Search code examples
rself-organizing-maps

Unsupervised SOM visualisation


There is a need to plot the result of a unsupervised rectangular SOM model. Additional requirements: 1) draw each node as a pie chart with corresponding observed classes; size of a chart should reflect the number of samples in the node. Default plot.kohonen doesn't suit such a case.


Solution

  • Here is a possible solution. The first function som.prep.df is called from the second 'som.draw', which has only two parameters SOM model and observed classes of training set.

    som.prep.df <- function(som.model, obs.classes, scaled) {
      require(reshape2)
      lev <- factor(wine.classes)
      df <- data.frame(cbind(unit=som.model$unit.classif, class=as.integer(lev)))
      # create table
      df2 <- data.frame(table(df))
      df2 <- dcast(df2, unit ~ class, value.var="Freq")
      df2$unit <- as.integer(df2$unit)
      # calc sum
      df2$sum <- rowSums(df2[,-1])
      # calc fraction borders of classes in each node
      tmp <- data.frame(cbind(X0=rep(0,nrow(df2)), 
                              t(apply(df2[,-1], 1, function(x) {
                                cumsum(x[1:(length(x)-1)]) / x[length(x)]
                              }))))
      df2 <- cbind(df2, tmp)
      df2 <- melt(df2, id.vars=which(!grepl("^\\d$", colnames(df2))))
      df2 <- df2[,-ncol(df2)]
      # define border for each classs in each node
      tmp <- t(apply(df2, 1, function(x) {
        c(x[paste0("X", as.character(as.integer(x["variable"])-1))], 
          x[paste0("X", as.character(x["variable"]))])
      }))
      tmp <- data.frame(tmp, stringsAsFactors=FALSE)
      tmp <- sapply(tmp, as.numeric)
      colnames(tmp) <- c("ymin", "ymax")
      df2 <- cbind(df2, tmp)
      # scale size of pie charts
      if (is.logical(scaled)) {
        if (scaled) {
          df2$xmax <- log2(df2$sum)
        } else {
          df2$xmax <- df2$sum
        }
      }
      df2 <- df2[,c("unit", "variable", "ymin", "ymax", "xmax")]
      colnames(df2) <- c("unit", "class", "ymin", "ymax", "xmax")
      # replace classes with original levels names
      df2$class <- levels(lev)[df2$class]
      return(df2)
    }
    
    som.draw <- function(som.model, obs.classes, scaled=FALSE) {
      # scaled - make or not a logarithmic scaling of the size of each node
      require(ggplot2)
      require(grid)
      g <- som.model$grid
      df <- som.prep.df(som.model, obs.classes, scaled)
      df <- cbind(g$pts, df[,-1])
      df$class <- factor(df$class)
      g <- ggplot(df, aes(fill=class, ymax=ymax, ymin=ymin, xmax=xmax, xmin=0)) +
        geom_rect() +
        coord_polar(theta="y") +
        facet_wrap(x~y, ncol=g$xdim, nrow=g$ydim) + 
        theme(axis.ticks = element_blank(), 
              axis.text.y = element_blank(),
              axis.text.x = element_blank(),
              panel.margin = unit(0, "cm"),
              strip.background = element_blank(),
              strip.text = element_blank(),
              plot.margin = unit(c(0,0,0,0), "cm"),
              panel.background = element_blank(),
              panel.grid = element_blank())
      return(g)
    }
    

    Usage example.

    require(kohonen)
    data(wines)
    som.wines <- som(scale(wines), grid = somgrid(5, 5, "rectangular"))
    
    # Non-scaled map
    som.draw(som.wines, wine.classes)
    

    enter image description here

    # Scaled map
    som.draw(som.wines, wine.classes, TRUE)
    

    enter image description here

    This function can also be used for the visualization of supervised models as well. But it suits only for rectangular maps. Hope this will help someone.

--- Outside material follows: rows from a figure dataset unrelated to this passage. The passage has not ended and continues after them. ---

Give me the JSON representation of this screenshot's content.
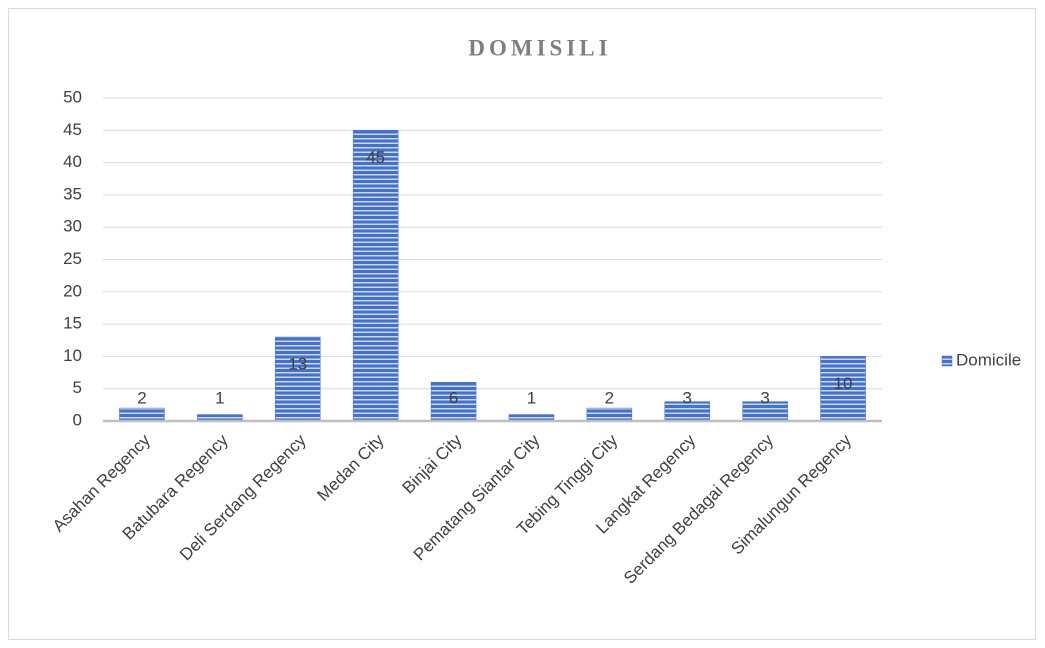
{
  "chart_data": {
    "type": "bar",
    "title": "DOMISILI",
    "categories": [
      "Asahan Regency",
      "Batubara Regency",
      "Deli Serdang Regency",
      "Medan City",
      "Binjai City",
      "Pematang Siantar City",
      "Tebing Tinggi City",
      "Langkat Regency",
      "Serdang Bedagai Regency",
      "Simalungun Regency"
    ],
    "series": [
      {
        "name": "Domicile",
        "color": "#4472c4",
        "values": [
          2,
          1,
          13,
          45,
          6,
          1,
          2,
          3,
          3,
          10
        ]
      }
    ],
    "ylim": [
      0,
      50
    ],
    "yticks": [
      0,
      5,
      10,
      15,
      20,
      25,
      30,
      35,
      40,
      45,
      50
    ],
    "grid": true,
    "legend": "right"
  }
}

    There are several possible improvements:

    1. Choose a better scaling function than logarithm. Because now nodes with single sample become invisible after scaling.
    2. Add legend to the whole plot which will reflect the size of nodes.
    3. Or add information about nodes population on each chart.

    PS. The code isn't very elegant, so any suggestions and improvements are welcome.